Yine de Hill’in ifadesini izlerken bir şey içime dert oldu: sen bir veri bilimcisisin. Yayın sektöründe çalışanlar edebiyatı geliştirmek için yapılan tarifsiz ve özellikle de kazançlı olmayan çağrıya cevap verdiler. Belki onların bakış açısı -şans, tutku, rüzgar, yıldızlar- doğru bakış açısıdır. Belki de para her zaman hüküm sürmüyor. Perşembe günü temsilci Elyse Cheney, birçok yazarın “en zengin, en sağlam proje”yi kapan editörü, en fazla yarar sağlayan editöre tercih ettiğini söyledi. Hiç değilse bu dava, temsilcilerin, editörlerin ve kitapçıların bir kitabı hayata geçirmek için sarf ettiği muazzam emeği ortaya çıkardı. Penguin Random House’un CEO’su Dohle, ticari kitap yayıncılarının “yazarlarımıza ve onların hayallerine, hikâyelerine yatırım yapan melekler” olduğunu söyledi. “Editörlerime ve yayıncılarıma böyle hitap ediyorum: melekler.” Bu bağlılık her zaman ödüllendirilmiyor. Eylül 2021’de Dohle, anlaşmanın gerçekleşmesi durumunda herhangi bir baskıyı durdurmayacağına söz verdi ancak birleşmenin çalışanlar üzerinde olumsuz bir etkisi olması muhtemel. 2013’te Penguin ve Random House birleştiğinde, bir dizi editör, pazarlamacı ve yayıncı işini kaybetti ve orta listedeki[5] sözleşmeler azaldı. Simon&Schuster’ın Penguin Random House’a veya başka bir alıcıya satışının farklı bir sonuç getireceğini ummak saflık olur.
Dipnotlar
[1] Bir yayınevinin hâlihazırda yayımladığı ve hâlâ mevcut olan kitapların listesi. — Ç.N.

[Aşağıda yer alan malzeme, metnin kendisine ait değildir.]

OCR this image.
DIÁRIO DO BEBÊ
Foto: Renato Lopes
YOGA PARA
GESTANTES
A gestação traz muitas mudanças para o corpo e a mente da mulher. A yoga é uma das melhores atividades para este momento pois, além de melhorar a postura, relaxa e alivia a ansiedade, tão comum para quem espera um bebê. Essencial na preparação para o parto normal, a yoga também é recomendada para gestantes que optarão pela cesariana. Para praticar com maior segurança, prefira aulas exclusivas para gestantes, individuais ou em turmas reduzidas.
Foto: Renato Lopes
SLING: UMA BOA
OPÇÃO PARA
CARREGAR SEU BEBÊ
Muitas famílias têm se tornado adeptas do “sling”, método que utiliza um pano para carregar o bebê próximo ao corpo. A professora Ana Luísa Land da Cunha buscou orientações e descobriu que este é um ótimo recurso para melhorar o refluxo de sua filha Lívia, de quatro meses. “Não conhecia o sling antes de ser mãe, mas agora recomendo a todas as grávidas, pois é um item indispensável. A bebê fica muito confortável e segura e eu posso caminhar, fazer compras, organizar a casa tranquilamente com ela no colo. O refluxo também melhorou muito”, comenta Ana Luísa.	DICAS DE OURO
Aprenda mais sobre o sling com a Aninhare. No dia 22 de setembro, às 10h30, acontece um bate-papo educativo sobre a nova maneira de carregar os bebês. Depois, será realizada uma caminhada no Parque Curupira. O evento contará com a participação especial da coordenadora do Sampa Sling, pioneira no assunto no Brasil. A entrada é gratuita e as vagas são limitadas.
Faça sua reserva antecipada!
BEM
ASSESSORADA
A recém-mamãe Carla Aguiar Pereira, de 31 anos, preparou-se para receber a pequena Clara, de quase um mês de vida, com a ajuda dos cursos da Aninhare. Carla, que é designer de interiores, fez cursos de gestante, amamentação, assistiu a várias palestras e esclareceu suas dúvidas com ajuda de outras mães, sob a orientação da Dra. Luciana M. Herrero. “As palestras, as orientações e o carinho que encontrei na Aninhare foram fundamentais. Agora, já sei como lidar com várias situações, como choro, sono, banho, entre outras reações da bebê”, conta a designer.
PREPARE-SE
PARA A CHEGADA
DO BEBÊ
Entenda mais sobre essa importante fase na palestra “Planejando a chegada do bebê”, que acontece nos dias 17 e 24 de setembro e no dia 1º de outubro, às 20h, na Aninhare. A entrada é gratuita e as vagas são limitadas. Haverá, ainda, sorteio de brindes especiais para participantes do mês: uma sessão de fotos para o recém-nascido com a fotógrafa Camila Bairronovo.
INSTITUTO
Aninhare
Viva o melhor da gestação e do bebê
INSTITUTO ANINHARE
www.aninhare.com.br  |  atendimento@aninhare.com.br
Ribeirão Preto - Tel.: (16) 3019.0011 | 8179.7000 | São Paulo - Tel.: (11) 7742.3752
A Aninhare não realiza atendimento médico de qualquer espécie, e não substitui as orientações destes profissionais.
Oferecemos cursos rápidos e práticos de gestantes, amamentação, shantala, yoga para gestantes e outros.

[2] TikTok uygulamasında kitaplarla ilgili içerik hazırlayan insanlar. — Ç.N.
[3] Ekonomide monopson, tek bir alıcının birçok muhtemel satıcı tarafından sunulan mal ve hizmetlerin başlıca alıcısı olarak piyasayı büyük ölçüde kontrol ettiği bir piyasa yapısını ifade eder. — Ed.N.
[4] Ekonomistlerin son yıllarda bir firmanın birleşme sonrası fiyatları artırma güdüsünün ölçülebilir bir ölçüsünü sağlamak için geliştirdikleri bir araç. — Ed.N.
[5] Bir yayınevinin yeni yayımladığı ve ortalama satış yapması beklenen kitapların listesi. — Ç.N.
Bu yazı Esmanur Coşkun tarafından sosyalbilimler.org’da yayımlanmak üzere Türkçeye çevrilmiştir.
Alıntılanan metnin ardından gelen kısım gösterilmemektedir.